Este fin de semana he tenido una curiosa conversación. Mi interlocutor se quejaba de las paguitas que le concede el Estado a personas apáticas, abúlicas y perezosas que, carentes de ambición, vivirán de por vida de los pocos euros que les caen del arca común. Así, en su opinión, es imposible frenar las crisis migratorias. Los subsaharianos son personas holgazanas por naturaleza a las que, en nuestro país, se les paga un sueldo por pasearse en chanclas por la playa.
Tenía miedo, pobre. El miedo, por muy irracional que sea, es legítimo. A mí me dan pánico las mariposas, pese a ser consciente de que no me pueden causar ningún daño. A él le preocupaba quedarse sin pensión el día de mañana por haber vaciado la hucha común en cuestiones completamente innecesarias. Mi sorpresa llegó cuando él, autónomo de pro, vino a reconocer que no siempre entregaba facturas al cobrar sus trabajos.
Es lo normal, hoy en día: tener principios solo para lo que te interesa y cambiarlos cuando no te benefician lo suficiente. Así, los que piensan que los valores deben guiar sus acciones en la vida están demodé. Iba a decir que han ganado los seguidores de Groucho Marx, pero resulta que la frase «Estos son mis principios, si no les gustan, puedo cambiarlos» tiene su origen en la prensa neozelandesa, desde donde se trasladó a América del Norte, hasta ser falsamente atribuida al actor, ya fallecido, en 1983.

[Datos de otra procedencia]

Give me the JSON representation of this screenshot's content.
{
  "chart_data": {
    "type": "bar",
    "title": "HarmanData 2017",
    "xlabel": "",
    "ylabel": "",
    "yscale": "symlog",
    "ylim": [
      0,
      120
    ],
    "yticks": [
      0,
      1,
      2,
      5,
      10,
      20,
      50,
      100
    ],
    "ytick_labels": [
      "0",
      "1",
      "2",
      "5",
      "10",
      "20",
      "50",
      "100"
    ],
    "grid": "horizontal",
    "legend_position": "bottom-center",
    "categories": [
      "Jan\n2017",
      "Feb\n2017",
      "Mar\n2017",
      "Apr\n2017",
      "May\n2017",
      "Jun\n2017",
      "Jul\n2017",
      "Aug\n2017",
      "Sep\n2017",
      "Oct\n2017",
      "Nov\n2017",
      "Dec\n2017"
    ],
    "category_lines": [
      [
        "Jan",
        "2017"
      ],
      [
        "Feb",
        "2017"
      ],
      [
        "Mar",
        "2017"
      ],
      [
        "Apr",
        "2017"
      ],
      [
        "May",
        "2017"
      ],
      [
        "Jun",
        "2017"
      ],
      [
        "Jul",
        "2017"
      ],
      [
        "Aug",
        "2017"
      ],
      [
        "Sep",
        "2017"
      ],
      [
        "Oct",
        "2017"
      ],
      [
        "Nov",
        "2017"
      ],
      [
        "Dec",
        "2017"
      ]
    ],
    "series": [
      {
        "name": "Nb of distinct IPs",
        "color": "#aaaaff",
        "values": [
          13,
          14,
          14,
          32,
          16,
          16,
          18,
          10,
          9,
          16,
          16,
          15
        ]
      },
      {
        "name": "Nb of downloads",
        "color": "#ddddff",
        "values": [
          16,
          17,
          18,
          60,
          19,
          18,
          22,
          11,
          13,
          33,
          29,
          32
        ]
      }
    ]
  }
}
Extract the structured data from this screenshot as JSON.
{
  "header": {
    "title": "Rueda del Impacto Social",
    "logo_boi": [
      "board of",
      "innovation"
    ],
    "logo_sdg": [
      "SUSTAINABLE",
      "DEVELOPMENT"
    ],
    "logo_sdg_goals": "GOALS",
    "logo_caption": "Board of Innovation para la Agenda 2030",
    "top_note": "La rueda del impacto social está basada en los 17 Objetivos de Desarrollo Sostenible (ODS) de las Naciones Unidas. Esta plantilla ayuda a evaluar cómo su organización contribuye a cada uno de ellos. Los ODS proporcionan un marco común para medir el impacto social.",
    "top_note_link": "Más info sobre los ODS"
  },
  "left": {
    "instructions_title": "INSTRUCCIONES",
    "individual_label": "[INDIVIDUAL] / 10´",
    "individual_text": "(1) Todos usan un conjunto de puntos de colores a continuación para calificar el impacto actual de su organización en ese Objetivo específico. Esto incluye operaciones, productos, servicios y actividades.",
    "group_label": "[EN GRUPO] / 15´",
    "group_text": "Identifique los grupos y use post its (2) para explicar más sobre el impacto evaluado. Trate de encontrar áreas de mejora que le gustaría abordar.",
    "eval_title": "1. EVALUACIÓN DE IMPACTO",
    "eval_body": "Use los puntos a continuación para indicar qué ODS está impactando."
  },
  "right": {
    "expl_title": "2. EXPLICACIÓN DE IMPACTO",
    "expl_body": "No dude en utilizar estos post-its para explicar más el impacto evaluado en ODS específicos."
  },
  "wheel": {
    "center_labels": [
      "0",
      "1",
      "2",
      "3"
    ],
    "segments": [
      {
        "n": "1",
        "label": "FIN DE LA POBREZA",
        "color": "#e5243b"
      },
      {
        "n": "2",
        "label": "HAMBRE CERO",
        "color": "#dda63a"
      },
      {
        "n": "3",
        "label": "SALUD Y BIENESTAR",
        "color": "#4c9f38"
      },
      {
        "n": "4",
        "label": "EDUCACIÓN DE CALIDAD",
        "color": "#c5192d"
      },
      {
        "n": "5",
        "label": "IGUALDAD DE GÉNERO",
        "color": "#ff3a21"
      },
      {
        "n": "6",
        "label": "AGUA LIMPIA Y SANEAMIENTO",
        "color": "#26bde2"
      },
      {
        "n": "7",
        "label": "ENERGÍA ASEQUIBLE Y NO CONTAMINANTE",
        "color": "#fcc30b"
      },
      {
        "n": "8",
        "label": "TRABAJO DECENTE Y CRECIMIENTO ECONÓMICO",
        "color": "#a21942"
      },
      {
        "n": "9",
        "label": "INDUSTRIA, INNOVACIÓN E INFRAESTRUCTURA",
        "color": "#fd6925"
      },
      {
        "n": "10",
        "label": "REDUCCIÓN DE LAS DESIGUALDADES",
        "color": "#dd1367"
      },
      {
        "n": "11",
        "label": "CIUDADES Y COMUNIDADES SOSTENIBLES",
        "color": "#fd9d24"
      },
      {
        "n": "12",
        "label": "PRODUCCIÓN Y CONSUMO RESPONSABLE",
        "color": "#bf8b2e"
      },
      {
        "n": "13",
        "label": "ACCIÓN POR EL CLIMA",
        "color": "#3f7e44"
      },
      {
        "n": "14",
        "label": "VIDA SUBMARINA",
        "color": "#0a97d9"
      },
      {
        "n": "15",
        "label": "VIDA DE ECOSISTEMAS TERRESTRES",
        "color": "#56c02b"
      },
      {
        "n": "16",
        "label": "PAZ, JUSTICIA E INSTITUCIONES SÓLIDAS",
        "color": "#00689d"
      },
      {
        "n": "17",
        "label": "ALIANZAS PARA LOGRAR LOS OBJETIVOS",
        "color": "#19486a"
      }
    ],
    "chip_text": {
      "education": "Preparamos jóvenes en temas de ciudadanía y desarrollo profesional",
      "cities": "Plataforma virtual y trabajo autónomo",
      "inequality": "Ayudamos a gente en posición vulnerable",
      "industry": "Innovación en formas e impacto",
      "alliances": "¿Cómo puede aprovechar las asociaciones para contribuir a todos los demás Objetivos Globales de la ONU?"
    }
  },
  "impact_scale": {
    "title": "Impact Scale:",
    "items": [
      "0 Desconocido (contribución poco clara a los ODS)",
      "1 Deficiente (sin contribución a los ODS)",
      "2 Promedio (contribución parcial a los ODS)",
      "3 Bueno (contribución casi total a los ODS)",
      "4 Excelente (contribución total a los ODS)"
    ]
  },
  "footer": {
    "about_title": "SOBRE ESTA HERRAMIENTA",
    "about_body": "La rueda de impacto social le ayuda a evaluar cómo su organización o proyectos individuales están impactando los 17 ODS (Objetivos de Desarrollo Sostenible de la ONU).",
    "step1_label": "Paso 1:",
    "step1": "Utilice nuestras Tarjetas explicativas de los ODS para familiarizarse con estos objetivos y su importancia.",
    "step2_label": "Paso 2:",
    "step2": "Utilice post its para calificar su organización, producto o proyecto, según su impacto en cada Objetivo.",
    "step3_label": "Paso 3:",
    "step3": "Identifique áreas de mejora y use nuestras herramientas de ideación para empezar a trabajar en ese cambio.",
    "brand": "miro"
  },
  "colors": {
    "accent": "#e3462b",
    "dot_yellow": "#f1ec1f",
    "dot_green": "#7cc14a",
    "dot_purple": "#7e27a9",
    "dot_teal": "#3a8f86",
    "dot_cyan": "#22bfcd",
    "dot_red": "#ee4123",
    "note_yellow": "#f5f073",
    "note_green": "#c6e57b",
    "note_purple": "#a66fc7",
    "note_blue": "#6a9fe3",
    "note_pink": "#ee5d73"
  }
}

Es un peligro enarbolar banderas si no estás lo suficientemente convencido o sin pensar, previamente, todas las implicaciones que puede tener abrazar esa causa.
Si tienes miedo a que se acabe el fondo de las pensiones, lo menos que puedes hacer es contribuir a llenar la hucha, en la medida que te corresponda. Es algo que se llama coherencia.
Sin embargo, el mundo actual está lleno de nacionalistas que hacen la compra semanal en Carrefour; abolicionistas de la prostitución que consumen porno; personas que se definen como localistas que dicen que son naturales de Xinzo, cuando nacieron en la casa familiar de Faramontaos; católicos de misa semanal aliviados porque en el confesionario se perdonan todos sus pecados; galeguistas con nickname en inglés en todas sus redes sociales; feministas que chochean con los comportamientos machistas más recalcitrantes; delegados sindicales que llegaron al puesto cuando temieron que les fuesen a despedir; personas LGTBIQ+ que reclaman aliados para defender sus derechos que, en cambio, no respetan los de los demás; profesores de primaria colgados de mariahuana; defensores de la sanidad pública que van a parir a hospitales privados; etnias discriminadas que discriminan a otros colectivos; personas que presumen de autosuficiencia que piden recomendaciones hasta para comprar el pan; hombres que alardean de defender los derechos de las mujeres que envían por Whatsapp las fotos medio en bolas que comparten sus compañeras de trabajo en Instagram; funcionarios que claman contra la corrupción que no han comprado un boli en su vida; mujeres sororas que pican en el anzuelo de hombres casados; hombres aliados de la causa feminista que se limitan a «ayudar» en casa; sindicalistas que viven del cuento; heavies que idolatran a Marc Bolan, padre del glam; ecologistas fashion victims…
Deberíamos tener un poquito de cuidado antes de defender a ultranza una postura. Las pancartas las carga el diablo: exigen coherencia.